Cottle acha que os estudos etnográficos devem dar conta da complexidade que sempre constituiu as rotinas de produção jornalística, mas que ganhou força nos últimos anos em função do desenvolvimento tecnológico. (Apenas) observar o que acontece dentro de uma redação cada vez mais perde força como um método para teorizar o jornalismo. As rotinas mudaram. Estão mais dispersas, mediadas por diferentes tecnologias e envolvendo uma multiplicidade de atores e seus discursos. 
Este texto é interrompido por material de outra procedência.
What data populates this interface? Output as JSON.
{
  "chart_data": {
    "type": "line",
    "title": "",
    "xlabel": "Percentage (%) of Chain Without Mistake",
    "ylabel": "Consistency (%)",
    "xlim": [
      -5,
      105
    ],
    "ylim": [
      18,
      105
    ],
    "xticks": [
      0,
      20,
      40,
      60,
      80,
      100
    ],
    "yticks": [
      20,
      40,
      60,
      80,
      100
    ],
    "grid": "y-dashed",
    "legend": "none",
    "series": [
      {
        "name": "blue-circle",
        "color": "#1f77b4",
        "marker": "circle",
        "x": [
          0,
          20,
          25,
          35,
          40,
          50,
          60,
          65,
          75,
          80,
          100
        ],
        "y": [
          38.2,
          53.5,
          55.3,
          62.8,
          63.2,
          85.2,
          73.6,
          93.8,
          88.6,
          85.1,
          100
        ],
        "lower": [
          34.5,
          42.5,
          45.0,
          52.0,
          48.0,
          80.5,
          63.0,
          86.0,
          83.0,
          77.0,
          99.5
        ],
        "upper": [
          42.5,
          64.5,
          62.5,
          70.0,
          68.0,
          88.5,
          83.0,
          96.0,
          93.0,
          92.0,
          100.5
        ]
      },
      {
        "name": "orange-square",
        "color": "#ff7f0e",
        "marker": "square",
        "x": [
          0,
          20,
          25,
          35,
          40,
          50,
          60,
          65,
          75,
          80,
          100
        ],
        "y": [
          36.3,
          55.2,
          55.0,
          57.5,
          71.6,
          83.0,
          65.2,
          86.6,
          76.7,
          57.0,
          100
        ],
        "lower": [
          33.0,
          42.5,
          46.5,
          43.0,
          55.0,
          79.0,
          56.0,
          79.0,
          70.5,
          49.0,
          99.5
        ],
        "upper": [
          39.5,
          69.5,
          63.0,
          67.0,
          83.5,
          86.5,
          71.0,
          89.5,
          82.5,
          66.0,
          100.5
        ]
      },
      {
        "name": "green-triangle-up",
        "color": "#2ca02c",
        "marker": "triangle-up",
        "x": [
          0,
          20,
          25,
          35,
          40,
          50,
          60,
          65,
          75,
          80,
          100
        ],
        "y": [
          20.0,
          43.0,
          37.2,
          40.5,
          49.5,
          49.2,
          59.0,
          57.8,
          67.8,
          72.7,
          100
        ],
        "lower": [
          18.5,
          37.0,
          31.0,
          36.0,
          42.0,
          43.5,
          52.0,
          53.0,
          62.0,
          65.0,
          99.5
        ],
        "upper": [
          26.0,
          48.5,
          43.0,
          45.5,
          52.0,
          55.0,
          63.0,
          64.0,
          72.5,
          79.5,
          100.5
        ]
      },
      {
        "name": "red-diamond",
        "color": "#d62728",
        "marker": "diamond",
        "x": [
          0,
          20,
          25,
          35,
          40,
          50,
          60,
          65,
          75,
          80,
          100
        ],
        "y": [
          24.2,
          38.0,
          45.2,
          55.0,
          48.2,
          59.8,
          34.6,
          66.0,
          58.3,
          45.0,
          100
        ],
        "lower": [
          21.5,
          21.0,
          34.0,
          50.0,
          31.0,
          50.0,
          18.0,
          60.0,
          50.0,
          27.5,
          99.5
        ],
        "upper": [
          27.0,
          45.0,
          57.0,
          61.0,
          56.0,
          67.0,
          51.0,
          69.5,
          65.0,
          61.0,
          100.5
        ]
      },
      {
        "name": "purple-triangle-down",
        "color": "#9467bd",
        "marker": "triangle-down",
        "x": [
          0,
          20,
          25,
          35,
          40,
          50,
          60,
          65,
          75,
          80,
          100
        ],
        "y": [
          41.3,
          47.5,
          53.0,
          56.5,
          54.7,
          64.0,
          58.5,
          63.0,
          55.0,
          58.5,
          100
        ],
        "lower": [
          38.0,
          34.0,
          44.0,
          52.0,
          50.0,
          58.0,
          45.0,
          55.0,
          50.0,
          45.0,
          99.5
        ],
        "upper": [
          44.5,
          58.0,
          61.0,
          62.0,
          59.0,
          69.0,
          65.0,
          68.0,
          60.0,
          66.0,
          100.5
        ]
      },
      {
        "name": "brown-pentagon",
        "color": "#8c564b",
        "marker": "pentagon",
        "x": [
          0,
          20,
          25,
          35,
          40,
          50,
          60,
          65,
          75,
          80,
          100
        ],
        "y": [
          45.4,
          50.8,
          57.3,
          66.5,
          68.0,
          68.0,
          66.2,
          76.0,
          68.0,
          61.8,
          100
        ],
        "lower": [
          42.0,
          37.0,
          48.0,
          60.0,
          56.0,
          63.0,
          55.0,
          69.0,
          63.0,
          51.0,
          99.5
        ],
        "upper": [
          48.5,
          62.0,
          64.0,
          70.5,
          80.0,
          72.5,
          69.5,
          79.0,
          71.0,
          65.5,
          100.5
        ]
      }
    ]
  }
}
Concentrar-se nas rotinas de produção jornalística estabilizadas ao longo do tempo já não é suficiente no sentido de mapear e explicar a diversidade do trabalho jornalístico (DEUZE; WITSCHGE, 2016, p. 16).
O que podemos entender a partir do que diz Cottle? Só com etnografias que deem conta desta guinada rumo à complexidade é que poderemos renovar a compreensão que temos a respeito das rotinas jornalísticas. A partir daí, verificar a necessidade de desenvolver novas rotinas. Ou mesmo questionar a ideia de rotina no jornalismo.
Além do fato de que o foco nas rotinas desmente uma prática diária que talvez não seja tão estável ou sólida como costumava ser, as mudanças contemporâneas provocadas pela disrupção e pela inovação nos força a reavaliar a conceituação de “rotina” como uma função organizacional. (WITSCHGE; DEUZE, 2016, p. 16)
Estaria na hora do profissional que sempre se definiu como alguém cujo trabalho "não tem rotina" incorporar de vez esta condição? O conceito de rotina é suficiente para explicar o trabalho do jornalista dentro do ecossistema midiático atual?

Largo esta pergunta e vou dar umas bebericadas no vinho que abri há pouco.
Bom final de semana e até sexta que vem.